2026-02-02

La ménopause provoquerait des changements dans le cerveau semblables à ceux observés dans la maladie d'Alzheimer, selon une étude


Une vaste étude britannique suggère que la ménopause s'accompagne de modifications cérébrales similaires à celles observées dans la maladie d'Alzheimer. Une découverte qui pourrait contribuer à expliquer pourquoi les femmes sont plus touchées que les hommes par les démences.

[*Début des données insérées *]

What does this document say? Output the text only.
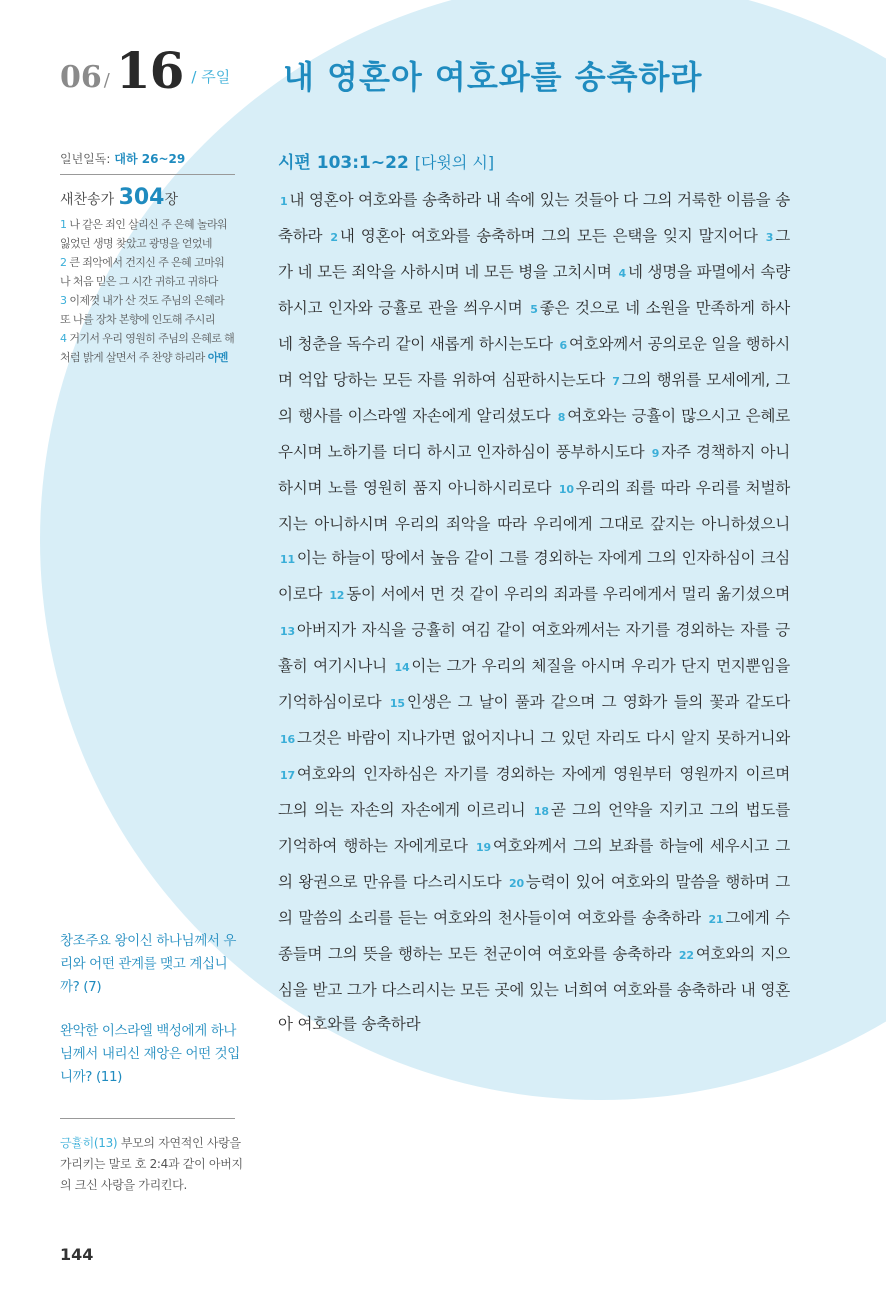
06 / 16 / 주일 내 영혼아 여호와를 송축하라
일년일독: 대하 26~29
새찬송가 304장
1 나 같은 죄인 살리신 주 은혜 놀라워 잃었던 생명 찾았고 광명을 얻었네
2 큰 죄악에서 건지신 주 은혜 고마워 나 처음 믿은 그 시간 귀하고 귀하다
3 이제껏 내가 산 것도 주님의 은혜라 또 나를 장차 본향에 인도해 주시리
4 거기서 우리 영원히 주님의 은혜로 해처럼 밝게 살면서 주 찬양 하리라 아멘
창조주요 왕이신 하나님께서 우리와 어떤 관계를 맺고 계십니까? (7)
완악한 이스라엘 백성에게 하나님께서 내리신 재앙은 어떤 것입니까? (11)
긍휼히(13) 부모의 자연적인 사랑을 가리키는 말로 호 2:4과 같이 아버지의 크신 사랑을 가리킨다.
144
시편 103:1~22 [다윗의 시]
1 내 영혼아 여호와를 송축하라 내 속에 있는 것들아 다 그의 거룩한 이름을 송축하라 2 내 영혼아 여호와를 송축하며 그의 모든 은택을 잊지 말지어다 3 그가 네 모든 죄악을 사하시며 네 모든 병을 고치시며 4 네 생명을 파멸에서 속량하시고 인자와 긍휼로 관을 씌우시며 5 좋은 것으로 네 소원을 만족하게 하사 네 청춘을 독수리 같이 새롭게 하시는도다 6 여호와께서 공의로운 일을 행하시며 억압 당하는 모든 자를 위하여 심판하시는도다 7 그의 행위를 모세에게, 그의 행사를 이스라엘 자손에게 알리셨도다 8 여호와는 긍휼이 많으시고 은혜로우시며 노하기를 더디 하시고 인자하심이 풍부하시도다 9 자주 경책하지 아니하시며 노를 영원히 품지 아니하시리로다 10 우리의 죄를 따라 우리를 처벌하지는 아니하시며 우리의 죄악을 따라 우리에게 그대로 갚지는 아니하셨으니 11 이는 하늘이 땅에서 높음 같이 그를 경외하는 자에게 그의 인자하심이 크심이로다 12 동이 서에서 먼 것 같이 우리의 죄과를 우리에게서 멀리 옮기셨으며 13 아버지가 자식을 긍휼히 여김 같이 여호와께서는 자기를 경외하는 자를 긍휼히 여기시나니 14 이는 그가 우리의 체질을 아시며 우리가 단지 먼지뿐임을 기억하심이로다 15 인생은 그 날이 풀과 같으며 그 영화가 들의 꽃과 같도다 16 그것은 바람이 지나가면 없어지나니 그 있던 자리도 다시 알지 못하거니와 17 여호와의 인자하심은 자기를 경외하는 자에게 영원부터 영원까지 이르며 그의 의는 자손의 자손에게 이르리니 18 곧 그의 언약을 지키고 그의 법도를 기억하여 행하는 자에게로다 19 여호와께서 그의 보좌를 하늘에 세우시고 그의 왕권으로 만유를 다스리시도다 20 능력이 있어 여호와의 말씀을 행하며 그의 말씀의 소리를 듣는 여호와의 천사들이여 여호와를 송축하라 21 그에게 수종들며 그의 뜻을 행하는 모든 천군이여 여호와를 송축하라 22 여호와의 지으심을 받고 그가 다스리시는 모든 곳에 있는 너희여 여호와를 송축하라 내 영혼아 여호와를 송축하라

La ménopause ne se limite pas seulement à des bouleversements hormonaux et physiques. Selon une large étude menée au Royaume-Uni, elle serait également associée à des changements structurels du cerveau, proche de ceux observés dans la maladie d'Alzheimer

Les résultats, publiés dans la revue Psychological Medicine, s'appuient sur les données de 125.000 femmes, dont environ 11.000 qui ont bénéficié dd'IRM cérébrales.

Les chercheurs ont observé une perte de matière grise dans plusieurs régions clés du cerveau, impliqués notamment dans la mémoire, l'apprentissage et la régulation des émotions. Des altérations qui pourraient, selon eux, jouer un rôle dans le risque accru de démence chez les femmes.

Des régions cérébrales très touchées

Les zones concernées par ces modifications sont bien connues des neurologues. Il s'agit notamment de l'hippocampe, essentiel à l'apprentissage et à la mémoire, du cortex entorhinal, impliqué dans la formation des souvenirs à la navigation spatiale, ainsi que du cortex cingalaise antérieur, qui joue un rôle dans l'attention et la gestion des émotions.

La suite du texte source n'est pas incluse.